- Developers: Data Design Interactive (PS2) Nikitova Games (NDS)
- Publishers: EU: Blast! Entertainment; NA: Crave Entertainment;
- Platforms: PlayStation 2, Nintendo DS
- Release: PlayStation 2EU: February 1, 2008; Nintendo DSEU: November 14, 2008; NA: October 26, 2010;
- Genre: Adventure
- Modes: Single-player, multiplayer

= Casper's Scare School (video game) =

2008 video game

Casper's Scare School (Casper's Scare School: Classroom Capers for the Nintendo DS version) is an adventure video game developed by Data Design Interactive for the PlayStation 2 and Nikitova Games for the Nintendo DS and was based on the 2006 film of the same name. The game was released in Europe in 2008 and in North America in 2010. It reuses similar assets to its 2006 predecessor, Casper and the Ghostly Trio, which was only released in Europe. A sequel titled Casper's Scare School: Spooky Sports Day was released for the Nintendo DS and Wii in Europe in 2009 and North America in 2010.

== Plot ==
The plot involves Casper the Friendly Ghost, who having been sent to "Scare School" by his three uncles, must thwart plots by the school bully Thatch the vampire's plan to turn all the characters to stone, stop Casper helping his classmates or stealing all the glory in the school sports day.

==Gameplay==
===PlayStation 2===
The PlayStation 2 version is a 3D adventure game with elements of a platformer and a racing game. In the first level, Casper's suitcase has bust open throwing its contents around his mansion, so he has 400 seconds to find the 30 items before the school bus leaves to take him to Scare School.
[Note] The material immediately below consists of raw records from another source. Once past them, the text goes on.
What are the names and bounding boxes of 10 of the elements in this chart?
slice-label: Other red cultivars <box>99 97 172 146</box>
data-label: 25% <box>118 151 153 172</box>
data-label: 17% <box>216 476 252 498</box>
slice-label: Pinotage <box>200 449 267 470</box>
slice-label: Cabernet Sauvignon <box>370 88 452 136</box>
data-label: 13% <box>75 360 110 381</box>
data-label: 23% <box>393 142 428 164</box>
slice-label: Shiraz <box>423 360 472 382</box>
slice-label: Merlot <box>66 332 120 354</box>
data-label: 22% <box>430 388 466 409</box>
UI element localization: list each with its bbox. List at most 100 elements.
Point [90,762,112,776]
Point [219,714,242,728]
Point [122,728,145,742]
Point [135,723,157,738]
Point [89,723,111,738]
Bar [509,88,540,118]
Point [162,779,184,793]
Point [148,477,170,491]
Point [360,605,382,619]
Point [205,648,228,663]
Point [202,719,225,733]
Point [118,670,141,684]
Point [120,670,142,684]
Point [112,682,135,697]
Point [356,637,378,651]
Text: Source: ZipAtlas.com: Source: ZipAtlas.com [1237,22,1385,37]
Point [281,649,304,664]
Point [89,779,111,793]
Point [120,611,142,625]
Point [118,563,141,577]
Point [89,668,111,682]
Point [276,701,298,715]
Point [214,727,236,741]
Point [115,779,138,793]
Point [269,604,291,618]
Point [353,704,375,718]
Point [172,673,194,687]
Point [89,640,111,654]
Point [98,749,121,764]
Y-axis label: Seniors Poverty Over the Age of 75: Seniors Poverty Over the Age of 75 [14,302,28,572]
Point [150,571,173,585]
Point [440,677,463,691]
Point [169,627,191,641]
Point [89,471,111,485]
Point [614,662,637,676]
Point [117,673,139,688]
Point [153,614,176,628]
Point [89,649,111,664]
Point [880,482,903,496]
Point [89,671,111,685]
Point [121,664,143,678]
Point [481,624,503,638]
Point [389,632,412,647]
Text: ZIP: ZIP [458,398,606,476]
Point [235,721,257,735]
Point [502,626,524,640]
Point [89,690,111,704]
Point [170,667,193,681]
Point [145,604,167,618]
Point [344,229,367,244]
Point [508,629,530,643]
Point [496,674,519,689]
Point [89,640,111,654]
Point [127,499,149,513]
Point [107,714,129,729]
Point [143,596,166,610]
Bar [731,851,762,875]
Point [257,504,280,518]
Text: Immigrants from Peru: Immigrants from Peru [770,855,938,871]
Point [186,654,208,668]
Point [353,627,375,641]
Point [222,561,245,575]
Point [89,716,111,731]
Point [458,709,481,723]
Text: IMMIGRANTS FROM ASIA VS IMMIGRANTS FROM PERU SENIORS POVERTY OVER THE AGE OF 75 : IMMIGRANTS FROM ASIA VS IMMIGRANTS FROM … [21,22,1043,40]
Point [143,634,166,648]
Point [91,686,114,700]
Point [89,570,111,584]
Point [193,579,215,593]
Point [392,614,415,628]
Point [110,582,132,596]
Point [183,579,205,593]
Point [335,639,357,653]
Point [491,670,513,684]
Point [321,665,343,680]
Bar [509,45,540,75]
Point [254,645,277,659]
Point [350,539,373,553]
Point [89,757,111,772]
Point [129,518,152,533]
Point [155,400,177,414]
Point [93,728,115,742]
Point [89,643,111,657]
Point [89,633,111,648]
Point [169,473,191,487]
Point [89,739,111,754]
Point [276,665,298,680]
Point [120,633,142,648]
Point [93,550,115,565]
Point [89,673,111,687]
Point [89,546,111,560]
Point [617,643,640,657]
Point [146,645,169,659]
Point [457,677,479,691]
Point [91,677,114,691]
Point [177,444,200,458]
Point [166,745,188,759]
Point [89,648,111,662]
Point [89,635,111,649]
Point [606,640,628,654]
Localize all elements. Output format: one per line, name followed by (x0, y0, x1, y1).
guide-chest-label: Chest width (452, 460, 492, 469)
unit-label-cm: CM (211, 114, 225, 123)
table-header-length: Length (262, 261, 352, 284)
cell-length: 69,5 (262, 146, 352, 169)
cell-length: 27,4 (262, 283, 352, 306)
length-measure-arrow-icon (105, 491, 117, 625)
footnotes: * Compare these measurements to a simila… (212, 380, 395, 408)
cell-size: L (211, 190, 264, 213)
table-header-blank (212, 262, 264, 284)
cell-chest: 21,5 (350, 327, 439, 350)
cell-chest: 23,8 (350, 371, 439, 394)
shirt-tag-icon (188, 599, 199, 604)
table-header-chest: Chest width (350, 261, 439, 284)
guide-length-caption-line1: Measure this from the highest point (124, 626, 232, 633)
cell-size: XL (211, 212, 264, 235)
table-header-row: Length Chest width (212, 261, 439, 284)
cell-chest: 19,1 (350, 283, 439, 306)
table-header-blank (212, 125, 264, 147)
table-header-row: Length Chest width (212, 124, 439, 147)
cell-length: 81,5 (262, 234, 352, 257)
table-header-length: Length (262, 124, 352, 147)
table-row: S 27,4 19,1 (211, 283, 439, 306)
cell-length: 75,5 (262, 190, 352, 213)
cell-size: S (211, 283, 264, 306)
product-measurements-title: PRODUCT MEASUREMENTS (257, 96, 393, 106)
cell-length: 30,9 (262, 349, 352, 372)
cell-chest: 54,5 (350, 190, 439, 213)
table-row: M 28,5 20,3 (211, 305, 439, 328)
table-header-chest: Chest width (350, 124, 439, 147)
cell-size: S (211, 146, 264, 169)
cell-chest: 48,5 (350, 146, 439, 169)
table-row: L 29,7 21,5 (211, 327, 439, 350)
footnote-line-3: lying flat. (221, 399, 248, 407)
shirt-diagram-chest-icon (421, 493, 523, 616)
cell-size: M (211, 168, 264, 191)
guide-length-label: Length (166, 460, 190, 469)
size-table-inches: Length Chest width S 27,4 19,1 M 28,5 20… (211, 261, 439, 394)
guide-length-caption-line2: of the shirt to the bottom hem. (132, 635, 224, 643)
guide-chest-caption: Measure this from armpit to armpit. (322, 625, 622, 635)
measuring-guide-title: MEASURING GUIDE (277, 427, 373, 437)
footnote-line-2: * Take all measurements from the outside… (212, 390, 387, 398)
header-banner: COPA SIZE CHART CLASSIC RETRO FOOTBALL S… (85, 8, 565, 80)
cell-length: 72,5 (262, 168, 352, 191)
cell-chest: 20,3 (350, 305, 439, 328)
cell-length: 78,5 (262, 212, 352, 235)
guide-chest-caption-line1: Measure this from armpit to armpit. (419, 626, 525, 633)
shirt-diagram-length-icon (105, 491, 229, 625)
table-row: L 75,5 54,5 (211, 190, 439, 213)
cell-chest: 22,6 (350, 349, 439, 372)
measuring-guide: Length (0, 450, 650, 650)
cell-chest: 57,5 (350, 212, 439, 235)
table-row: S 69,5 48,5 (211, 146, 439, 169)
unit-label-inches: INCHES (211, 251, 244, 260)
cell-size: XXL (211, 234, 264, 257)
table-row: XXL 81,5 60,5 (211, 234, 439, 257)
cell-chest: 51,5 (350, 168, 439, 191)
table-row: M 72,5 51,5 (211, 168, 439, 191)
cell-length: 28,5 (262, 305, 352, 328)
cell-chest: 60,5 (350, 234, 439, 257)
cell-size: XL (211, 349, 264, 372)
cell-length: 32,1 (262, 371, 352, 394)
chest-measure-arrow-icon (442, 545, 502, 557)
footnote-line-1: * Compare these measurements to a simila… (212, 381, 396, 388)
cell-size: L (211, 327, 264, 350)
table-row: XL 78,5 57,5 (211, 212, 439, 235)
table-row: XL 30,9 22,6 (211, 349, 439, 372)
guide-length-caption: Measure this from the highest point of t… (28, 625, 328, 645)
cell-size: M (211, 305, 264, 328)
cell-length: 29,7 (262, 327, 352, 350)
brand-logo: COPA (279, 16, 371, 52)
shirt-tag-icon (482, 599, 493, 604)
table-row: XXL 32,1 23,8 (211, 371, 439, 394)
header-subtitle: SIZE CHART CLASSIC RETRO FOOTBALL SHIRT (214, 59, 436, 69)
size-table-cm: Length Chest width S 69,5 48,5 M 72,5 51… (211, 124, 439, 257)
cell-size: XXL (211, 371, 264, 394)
This layout of this level is reused from the Great Hall level in the 2006 game Casper and the Ghostly Trio being from the same developer. The second level is similar to Crazy Taxi in which the player has 120 seconds to navigate the boat to collect six classmates around Deedstown. The next three levels are a series of three-lap races between Casper, his friends Ra, Mantha, Mickey, and Monaco along with the school bully Thatch. The first race is around the school grounds, the second through the school corridors as well as the grounds and the third in the gym with polls to jump over. In the final level Thatch has turned Casper's four friends, from the previous races, into stone. Casper must find each friend turning them back into themselves and get to his mansion before Thatch does. The game also features a multiplayer mode in which any of the six racing characters can be played in the lap races. The entire game can be finished in 22 minutes.

===Nintendo DS===
Casper must complete three classes, science with Professor Thurdigree Burns, history with Hedy Hopper and gym with Frankengymteacher, per week for eight weeks earning four marks in each session, earning a C grade or higher, within the time limit. It is played with the DS being held sideways in a similar style to the Brain Age series, but with just the stylus. To get his marks Casper must get what he needs by trading with his classmates giving them things they want before returning to his desk or gym mat to complete the assignment. Casper must avoid the teacher who watches certain parts of the classroom at a time, the Gargoyles who patrol the classroom, Thatch who thinks Casper is being too friendly and Kibosh who oversees the classes in the final week. This is the only time Thatch is seen in his bat form in the games. If any enemies catch Casper out of a desk (Casper's own desk in the case of Kibosh) he will be sent back to his desk, any item he is holding will be confiscated and he has to start the task again. Casper can earn bonus marks by scaring Thatch with a beetle blast or the teacher with a Power Bolt. As Casper progresses through the game the classroom gets bigger with new classmates added as well as new enemies and new power-ups.